Auf frühen Kontakt mit der Berufswelt wird viel Wert gelegt. Die Zehntklässler machen ein Betriebspraktikum, die Zwölfklässler ein Wirtschaftspraktikum. Für die Schüler des elften Jahrgangs gibt es ein Bewerbungstraining. Vertreter aus Wirtschaftsunternehmen üben mit den Jugendlichen Vorstellungsgespräche und Selbstpräsentation. Marcel, 17, hat die Übung gerade hinter sich. "Wir haben einen roten Faden erarbeitet, was wir in einem Gespräch über uns erzählen könnten", berichtet er. "Ich weiß jetzt, dass die ersten vier Minuten entscheidend sind."

In der großen Pause stürmen viele der jüngeren Schüler in die Sporthalle. Aktive Pause heißt das Konzept, die Kinder dürfen sich dann richtig austoben. "Wir dürfen uns Seile oder Bälle holen und ein Lehrer passt auf", sagt Marieke, die am liebsten nach den Softbällen greift und mit ihren Freundinnen "Schweinchen in der Mitte" spielt. Auch Juliana und ihre Mitschüler aus der 5 c mögen die aktive Pause und die große Turnhalle. Auch dass in allen Klassen Schränke stehen, finden sie gut. Und natürlich die Schülerdisko. Die organisiert die Schülervertretung, die in einem der renovierten Räume mit großen Fenstern sitzt. "Jeder Schüler kann jederzeit zu uns kommen", sagt Simon, 18: "Wir setzen uns für alle ein." So hätten sich viele Schüler übergangen gefühlt, als das Angebot des Kiosks weitgehend auf gesunde Snacks beschränkt wurde. "Wir wollen nicht nur Süßigkeiten", stellt Simon klar. "Aber die Schüler sollten bei so einer Entscheidung informiert werden. Jemand sollte ihnen erklären, warum dieses Essen gut ist." Dafür ist eine Schülerzeitung in Planung. Die SV arbeitet auch aneinem Projekt, das Yannic, 18, "Freiräume" nennt. "Wir wollen Rückzugsorte zum Entspannen schaffen."
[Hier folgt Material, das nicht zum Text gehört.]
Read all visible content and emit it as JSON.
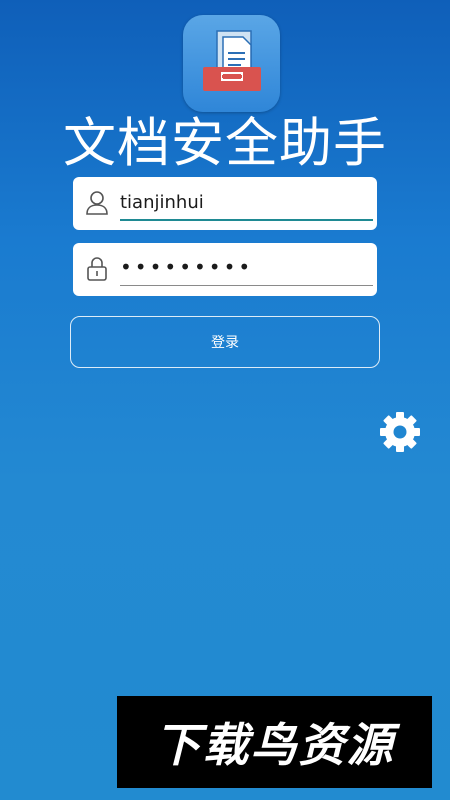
{
  "app": {
    "title": "文档安全助手",
    "logo_icon": "document-tray-icon"
  },
  "login_form": {
    "username": {
      "value": "tianjinhui",
      "icon": "user-icon"
    },
    "password": {
      "masked_value": "•••••••••",
      "icon": "lock-icon"
    },
    "submit_label": "登录"
  },
  "settings": {
    "icon": "gear-icon"
  },
  "watermark": {
    "text": "下载鸟资源"
  },
  "colors": {
    "background_top": "#0f5fb9",
    "background_bottom": "#228bd0",
    "username_underline": "#1f8a93",
    "logo_tray_red": "#d9534f"
  }
}
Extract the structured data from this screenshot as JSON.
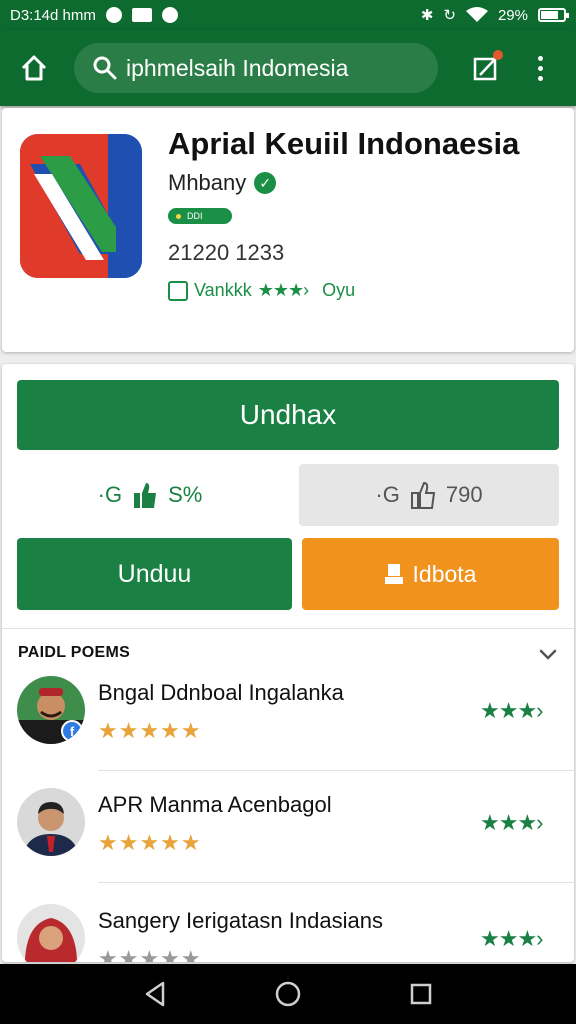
{
  "status_bar": {
    "time": "D3:14d hmm",
    "battery": "29%"
  },
  "search": {
    "query": "iphmelsaih  Indomesia"
  },
  "app": {
    "title": "Aprial Keuiil Indonaesia",
    "developer": "Mhbany",
    "tag": "DDI",
    "downloads": "21220 1233",
    "rating_text": "Vankkk",
    "rating_stars": "★★★›",
    "rating_extra": "Oyu"
  },
  "actions": {
    "install": "Undhax",
    "upvote_prefix": "·G",
    "upvote_value": "S%",
    "downvote_prefix": "·G",
    "downvote_value": "790",
    "secondary_left": "Unduu",
    "secondary_right": "Idbota"
  },
  "reviews_section": {
    "title": "PAIDL POEMS",
    "items": [
      {
        "name": "Bngal Ddnboal Ingalanka",
        "user_stars": "★★★★★",
        "rating_stars": "★★★›"
      },
      {
        "name": "APR Manma Acenbagol",
        "user_stars": "★★★★★",
        "rating_stars": "★★★›"
      },
      {
        "name": "Sangery Ierigatasn Indasians",
        "user_stars": "★★★★★",
        "rating_stars": "★★★›"
      }
    ]
  },
  "colors": {
    "primary": "#0d6b30",
    "button_green": "#1a8043",
    "accent_orange": "#f0921c",
    "star_gold": "#e8a33a"
  }
}
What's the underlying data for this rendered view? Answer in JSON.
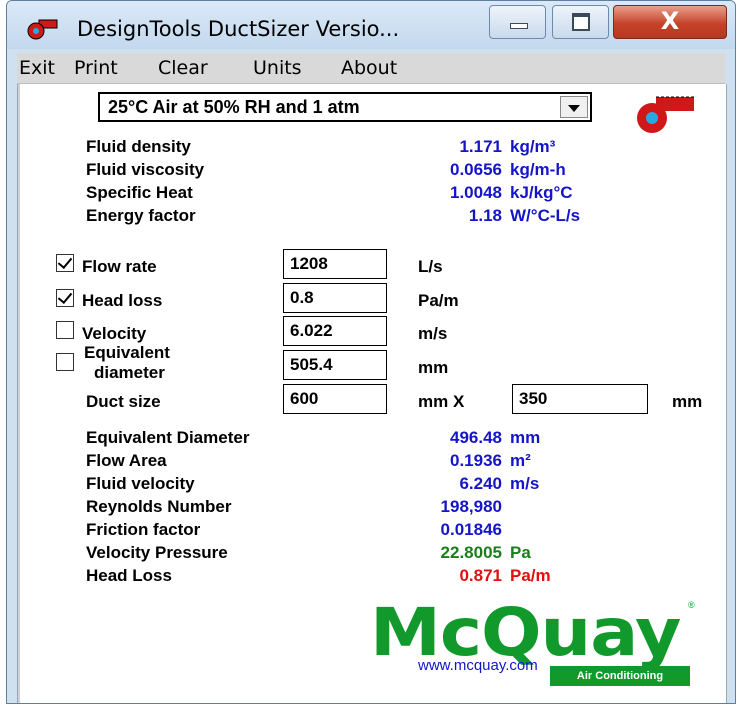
{
  "window": {
    "title": "DesignTools DuctSizer Versio...",
    "close_symbol": "X"
  },
  "menu": [
    "Exit",
    "Print",
    "Clear",
    "Units",
    "About"
  ],
  "fluid_selector": {
    "value": "25°C Air at 50% RH and 1 atm"
  },
  "fluid_props": [
    {
      "label": "Fluid density",
      "value": "1.171",
      "unit": "kg/m³"
    },
    {
      "label": "Fluid viscosity",
      "value": "0.0656",
      "unit": "kg/m-h"
    },
    {
      "label": "Specific Heat",
      "value": "1.0048",
      "unit": "kJ/kg°C"
    },
    {
      "label": "Energy factor",
      "value": "1.18",
      "unit": "W/°C-L/s"
    }
  ],
  "inputs": {
    "flow_rate": {
      "label": "Flow rate",
      "checked": true,
      "value": "1208",
      "unit": "L/s"
    },
    "head_loss": {
      "label": "Head loss",
      "checked": true,
      "value": "0.8",
      "unit": "Pa/m"
    },
    "velocity": {
      "label": "Velocity",
      "checked": false,
      "value": "6.022",
      "unit": "m/s"
    },
    "equivalent_diameter": {
      "label_line1": "Equivalent",
      "label_line2": "diameter",
      "checked": false,
      "value": "505.4",
      "unit": "mm"
    },
    "duct_size": {
      "label": "Duct size",
      "width": "600",
      "unit1": "mm X",
      "height": "350",
      "unit2": "mm"
    }
  },
  "results": [
    {
      "label": "Equivalent Diameter",
      "value": "496.48",
      "unit": "mm",
      "color": "#1515c8"
    },
    {
      "label": "Flow Area",
      "value": "0.1936",
      "unit": "m²",
      "color": "#1515c8"
    },
    {
      "label": "Fluid velocity",
      "value": "6.240",
      "unit": "m/s",
      "color": "#1515c8"
    },
    {
      "label": "Reynolds Number",
      "value": "198,980",
      "unit": "",
      "color": "#1515c8"
    },
    {
      "label": "Friction factor",
      "value": "0.01846",
      "unit": "",
      "color": "#1515c8"
    },
    {
      "label": "Velocity Pressure",
      "value": "22.8005",
      "unit": "Pa",
      "color": "#1a7f1a"
    },
    {
      "label": "Head Loss",
      "value": "0.871",
      "unit": "Pa/m",
      "color": "#e01010"
    }
  ],
  "branding": {
    "logo_text": "McQuay",
    "logo_sub": "Air Conditioning",
    "registered": "®",
    "url": "www.mcquay.com",
    "brand_color": "#119a2b"
  },
  "icons": {
    "app": "fan-duct-icon",
    "panel": "fan-duct-icon"
  }
}
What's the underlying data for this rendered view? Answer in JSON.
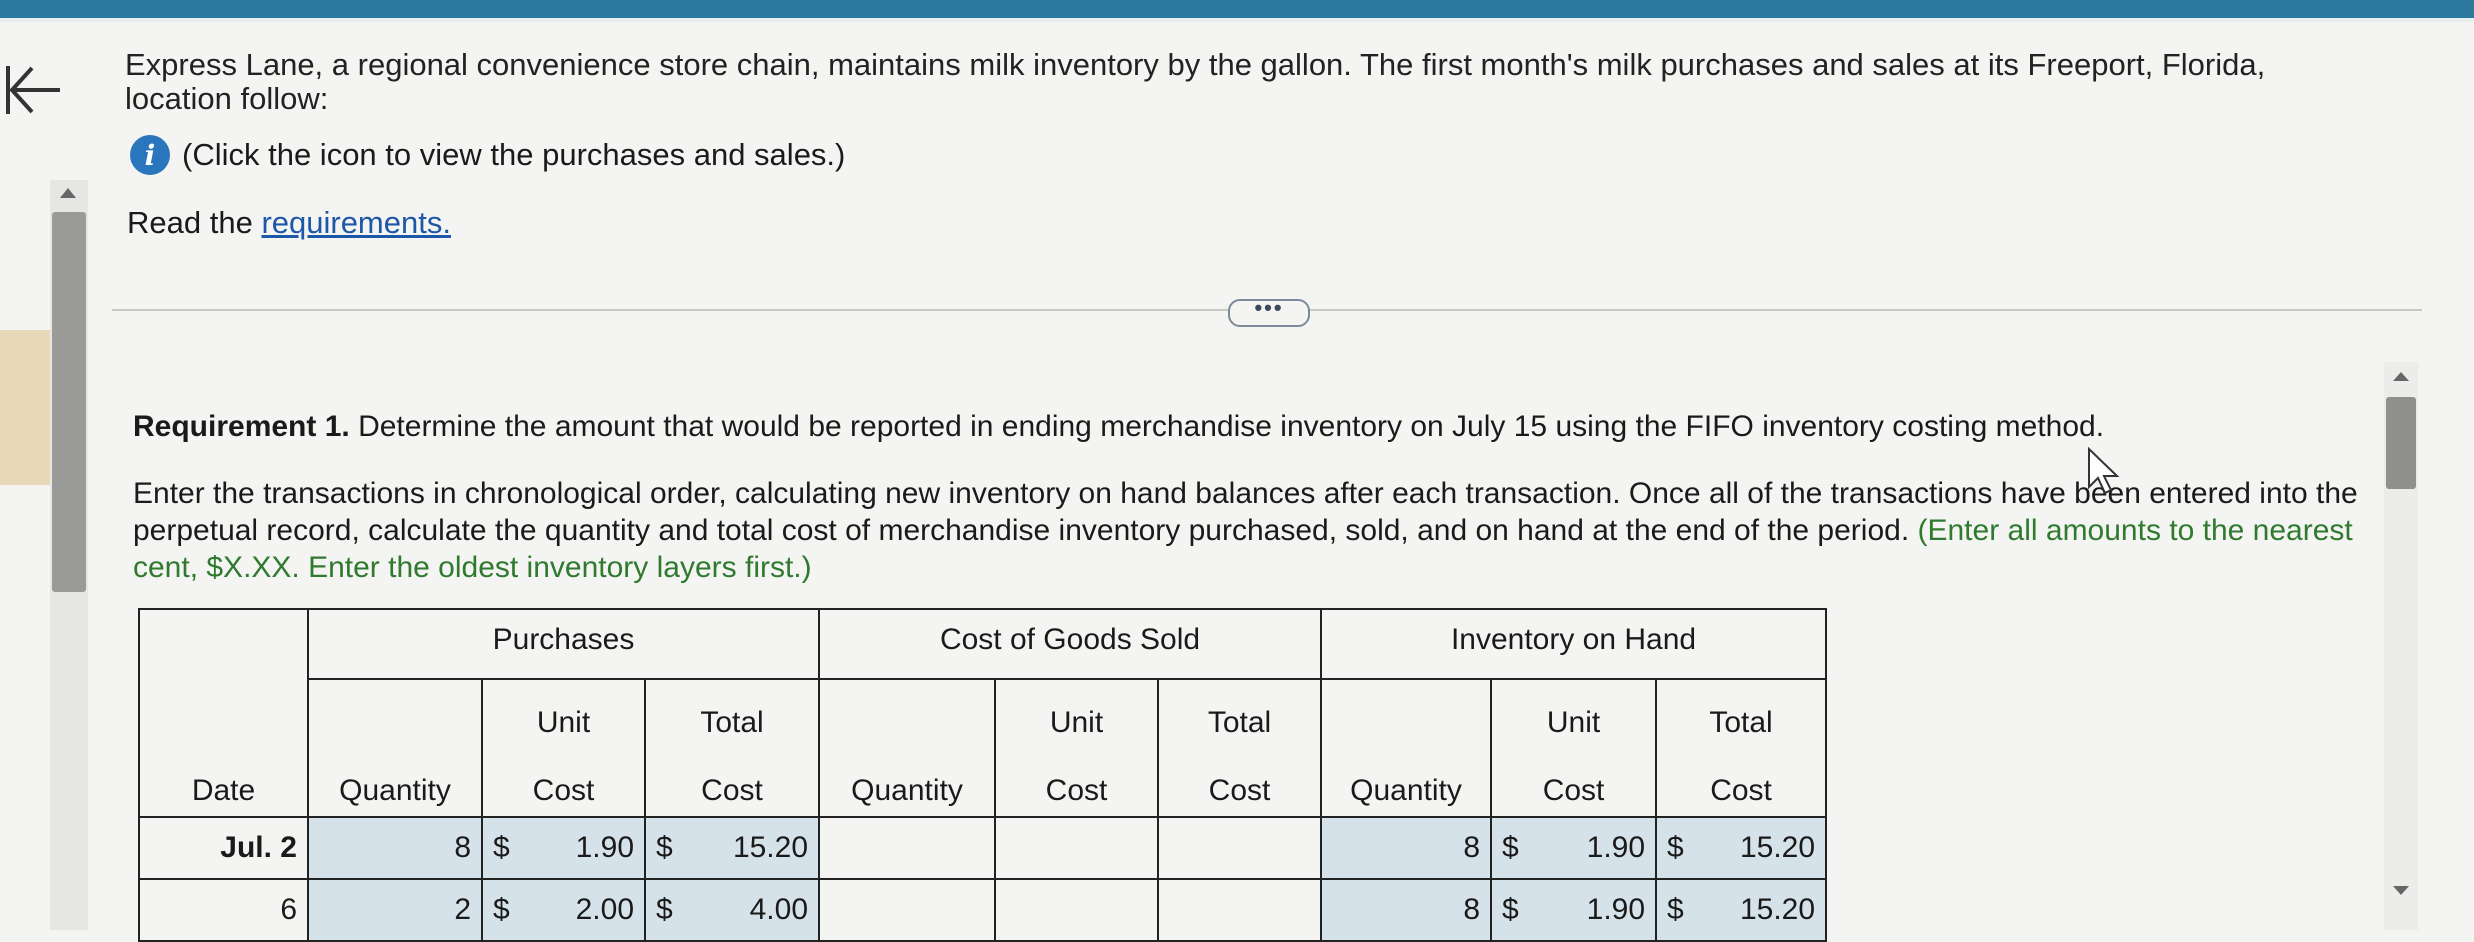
{
  "intro_text": "Express Lane, a regional convenience store chain, maintains milk inventory by the gallon. The first month's milk purchases and sales at its Freeport, Florida, location follow:",
  "info_text": "(Click the icon to view the purchases and sales.)",
  "info_icon_glyph": "i",
  "read_prefix": "Read the ",
  "read_link": "requirements.",
  "more_button": "•••",
  "requirement": {
    "title_bold": "Requirement 1.",
    "title_rest": " Determine the amount that would be reported in ending merchandise inventory on July 15 using the FIFO inventory costing method.",
    "body_main": "Enter the transactions in chronological order, calculating new inventory on hand balances after each transaction. Once all of the transactions have been entered into the perpetual record, calculate the quantity and total cost of merchandise inventory purchased, sold, and on hand at the end of the period. ",
    "body_green": "(Enter all amounts to the nearest cent, $X.XX. Enter the oldest inventory layers first.)"
  },
  "table": {
    "group_headers": {
      "purchases": "Purchases",
      "cogs": "Cost of Goods Sold",
      "inventory": "Inventory on Hand"
    },
    "sub_headers": {
      "unit": "Unit",
      "total": "Total",
      "cost": "Cost",
      "quantity": "Quantity",
      "date": "Date"
    },
    "rows": [
      {
        "date": "Jul. 2",
        "purchase_qty": "8",
        "purchase_unit_sign": "$",
        "purchase_unit": "1.90",
        "purchase_total_sign": "$",
        "purchase_total": "15.20",
        "inv_qty": "8",
        "inv_unit_sign": "$",
        "inv_unit": "1.90",
        "inv_total_sign": "$",
        "inv_total": "15.20"
      },
      {
        "date": "6",
        "purchase_qty": "2",
        "purchase_unit_sign": "$",
        "purchase_unit": "2.00",
        "purchase_total_sign": "$",
        "purchase_total": "4.00",
        "inv_qty": "8",
        "inv_unit_sign": "$",
        "inv_unit": "1.90",
        "inv_total_sign": "$",
        "inv_total": "15.20"
      }
    ]
  }
}
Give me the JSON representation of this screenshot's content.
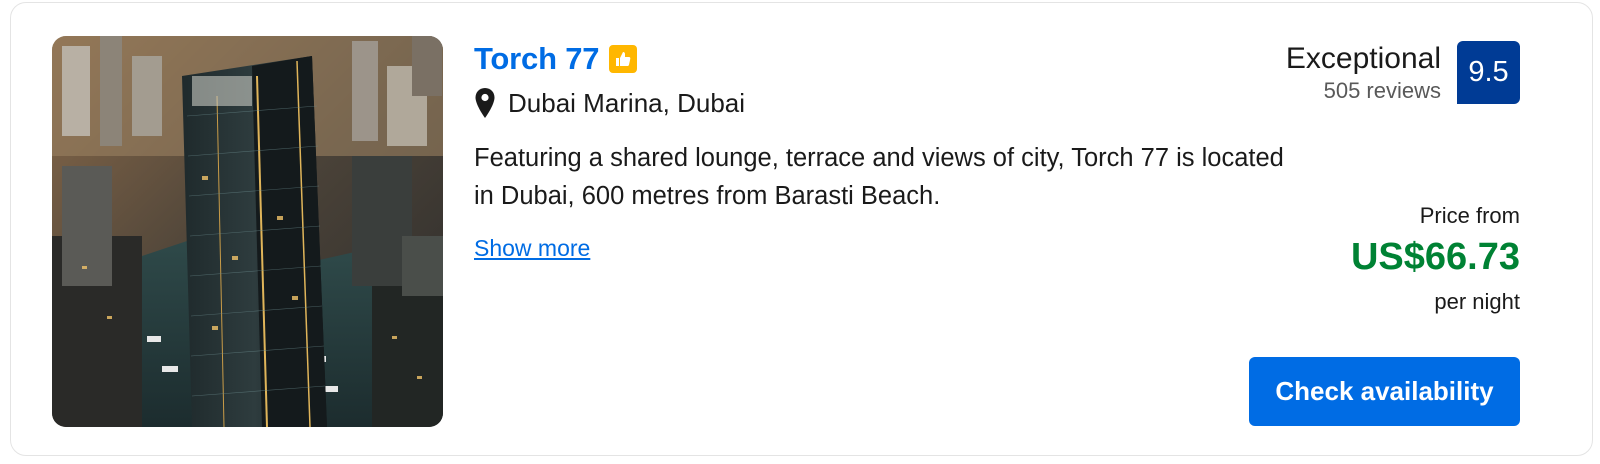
{
  "hotel": {
    "title": "Torch 77",
    "badge_icon": "thumbs-up-icon",
    "location": "Dubai Marina, Dubai",
    "description": "Featuring a shared lounge, terrace and views of city, Torch 77 is located in Dubai, 600 metres from Barasti Beach.",
    "show_more_label": "Show more"
  },
  "rating": {
    "word": "Exceptional",
    "reviews": "505 reviews",
    "score": "9.5"
  },
  "price": {
    "label": "Price from",
    "value": "US$66.73",
    "unit": "per night"
  },
  "cta": {
    "label": "Check availability"
  },
  "colors": {
    "link_blue": "#006ce4",
    "score_navy": "#003b95",
    "price_green": "#008234",
    "badge_yellow": "#ffb700"
  }
}
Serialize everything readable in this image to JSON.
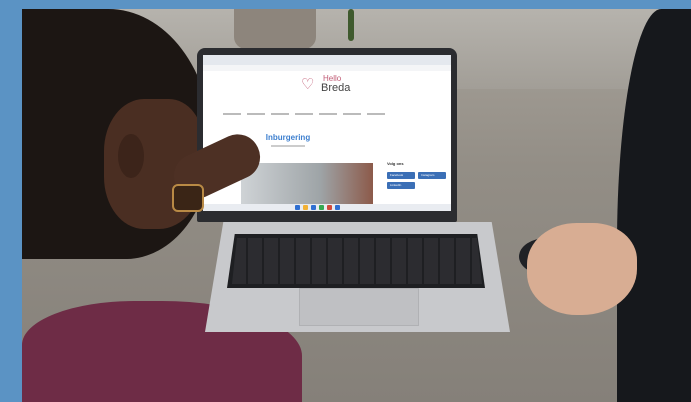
{
  "screen_site": {
    "logo_line1": "Hello",
    "logo_line2": "Breda",
    "page_title": "Inburgering",
    "sidebar_heading": "Volg ons",
    "social_buttons": [
      "Facebook",
      "Instagram",
      "LinkedIn"
    ]
  },
  "colors": {
    "background_frame": "#5b93c4",
    "logo_accent": "#c05a74",
    "title_blue": "#3d7fcf",
    "social_button": "#3b6fb6"
  }
}
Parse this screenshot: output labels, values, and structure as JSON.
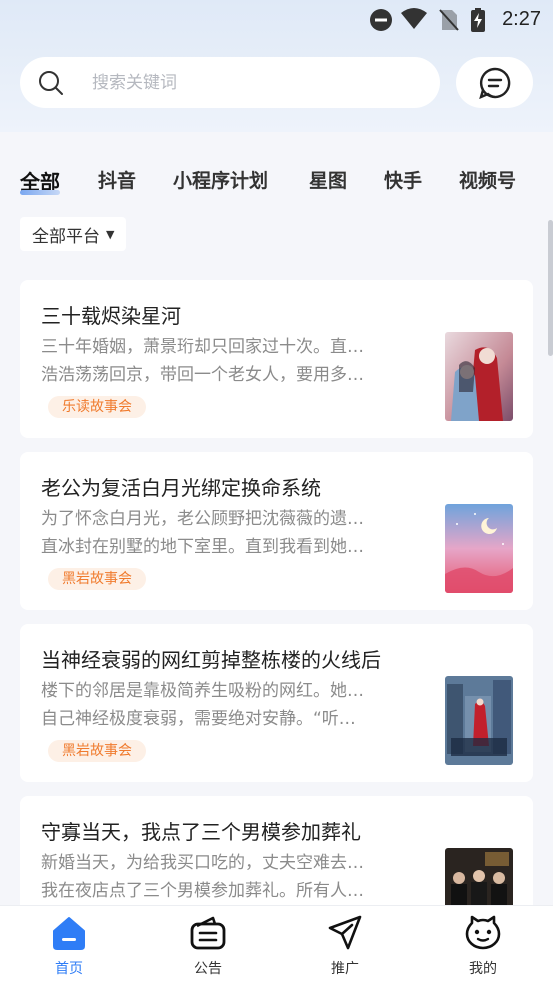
{
  "status": {
    "time": "2:27"
  },
  "search": {
    "placeholder": "搜索关键词"
  },
  "tabs": [
    "全部",
    "抖音",
    "小程序计划",
    "星图",
    "快手",
    "视频号"
  ],
  "platform_filter": {
    "label": "全部平台"
  },
  "cards": [
    {
      "title": "三十载烬染星河",
      "desc": [
        "三十年婚姻，萧景珩却只回家过十次。直…",
        "浩浩荡荡回京，带回一个老女人，要用多…"
      ],
      "tag": "乐读故事会"
    },
    {
      "title": "老公为复活白月光绑定换命系统",
      "desc": [
        "为了怀念白月光，老公顾野把沈薇薇的遗…",
        "直冰封在别墅的地下室里。直到我看到她…"
      ],
      "tag": "黑岩故事会"
    },
    {
      "title": "当神经衰弱的网红剪掉整栋楼的火线后",
      "desc": [
        "楼下的邻居是靠极简养生吸粉的网红。她…",
        "自己神经极度衰弱，需要绝对安静。“听…"
      ],
      "tag": "黑岩故事会"
    },
    {
      "title": "守寡当天，我点了三个男模参加葬礼",
      "desc": [
        "新婚当天，为给我买口吃的，丈夫空难去…",
        "我在夜店点了三个男模参加葬礼。所有人…"
      ],
      "tag": ""
    }
  ],
  "bottom_nav": [
    {
      "label": "首页",
      "icon": "home-icon",
      "active": true
    },
    {
      "label": "公告",
      "icon": "announcement-icon",
      "active": false
    },
    {
      "label": "推广",
      "icon": "promote-icon",
      "active": false
    },
    {
      "label": "我的",
      "icon": "profile-icon",
      "active": false
    }
  ],
  "colors": {
    "accent": "#2f7df6",
    "tag_text": "#f07b2e",
    "tag_bg": "#fdf0e6"
  }
}
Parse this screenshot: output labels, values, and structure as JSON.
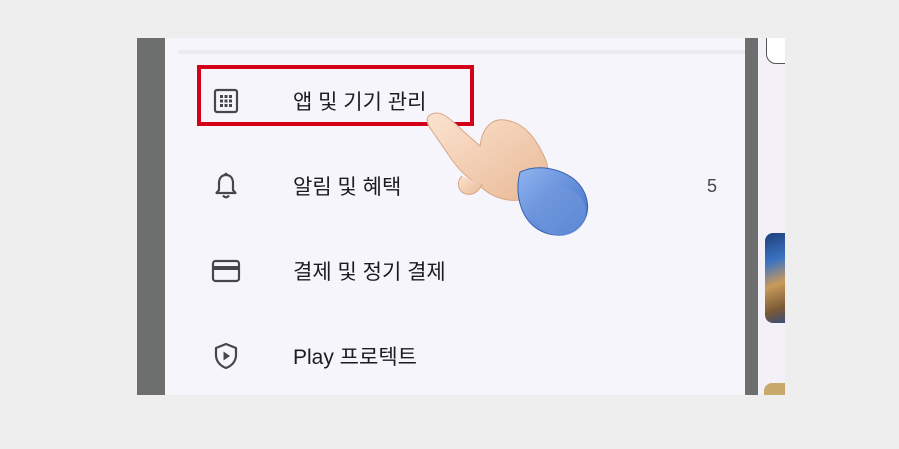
{
  "menu": {
    "items": [
      {
        "label": "앱 및 기기 관리",
        "icon": "apps-grid-icon",
        "highlighted": true
      },
      {
        "label": "알림 및 혜택",
        "icon": "bell-icon",
        "count": "5"
      },
      {
        "label": "결제 및 정기 결제",
        "icon": "credit-card-icon"
      },
      {
        "label": "Play 프로텍트",
        "icon": "shield-play-icon"
      }
    ]
  },
  "colors": {
    "highlight_border": "#d4001a",
    "drawer_background": "#f7f5fc",
    "page_background": "#edeeed",
    "screen_background": "#6d6e6e"
  }
}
"Wir zeigen Flagge" - die Schüler sind stolz auf ihre Schulkleidung

Björn, 18 und ebenfalls in der SV, organisiert den Verkauf von Schulkleidung. T-Shirts, Polohemden, Kapuzenpullover und Käppis, jeweils in schwarz oder weiß, gibt es mit dem Schullogo. "Ich finde es gut, wenn wir Flagge bekennen und zeigen, dass wir auf dieser Schule sind", sagt er. Colin trägt das schwarze T-Shirt schon stolz. Der Zwölfjährige fühlt sich wohl an seiner Schule. "Und wenn ich mal Streit mit einem Freund habe, kann ich zu den Schülerschlichtern gehen." Manchmal sei das besser, als mit Lehrern über Ärger zu sprechen.

Die Streitschlichter sind für andere Schüler da - egal, ob es um einen geklauten Radiergummi oder um Probleme mit den Eltern geht. "Wir versuchen, zusammen eine Lösung zu finden", sagt Sarina. Joeline lässt sich gerade mit 25 weiteren Schülern der neunten Klassen ausbilden. "Ich habe selbst Geschwister", sagt sie. "Ich weiß, wie Streit entsteht." Die Ausbildung über ein halbes Jahr - erst Theorie, dann Rollenspiele - ist Voraussetzung, um eine Patenklasse zu übernehmen. "Die Paten machen mit uns Ausflüge und wir können uns gut mit ihnen unterhalten", sagt Sechstklässlerin Marieke. "Und manchmal kommen sie auch in den Unterricht und spielen mit uns." Seit kurzem gibt es auch einen Jungenbeauftragten in der Schule, der sich um die Förderung der männlichen Schüler kümmert. Trauerbegleiterin Birgit Sedello ist für Schüler da, die Eltern, Geschwister oder einen Freund verloren haben. Oder wenn ein Mitschüler stirbt. "Für die Klasse ist das eine Katastrophe, die Schüler fühlen sich sehr hilflos", sagt sie. "Der Tod ist immer noch ein Tabuthema."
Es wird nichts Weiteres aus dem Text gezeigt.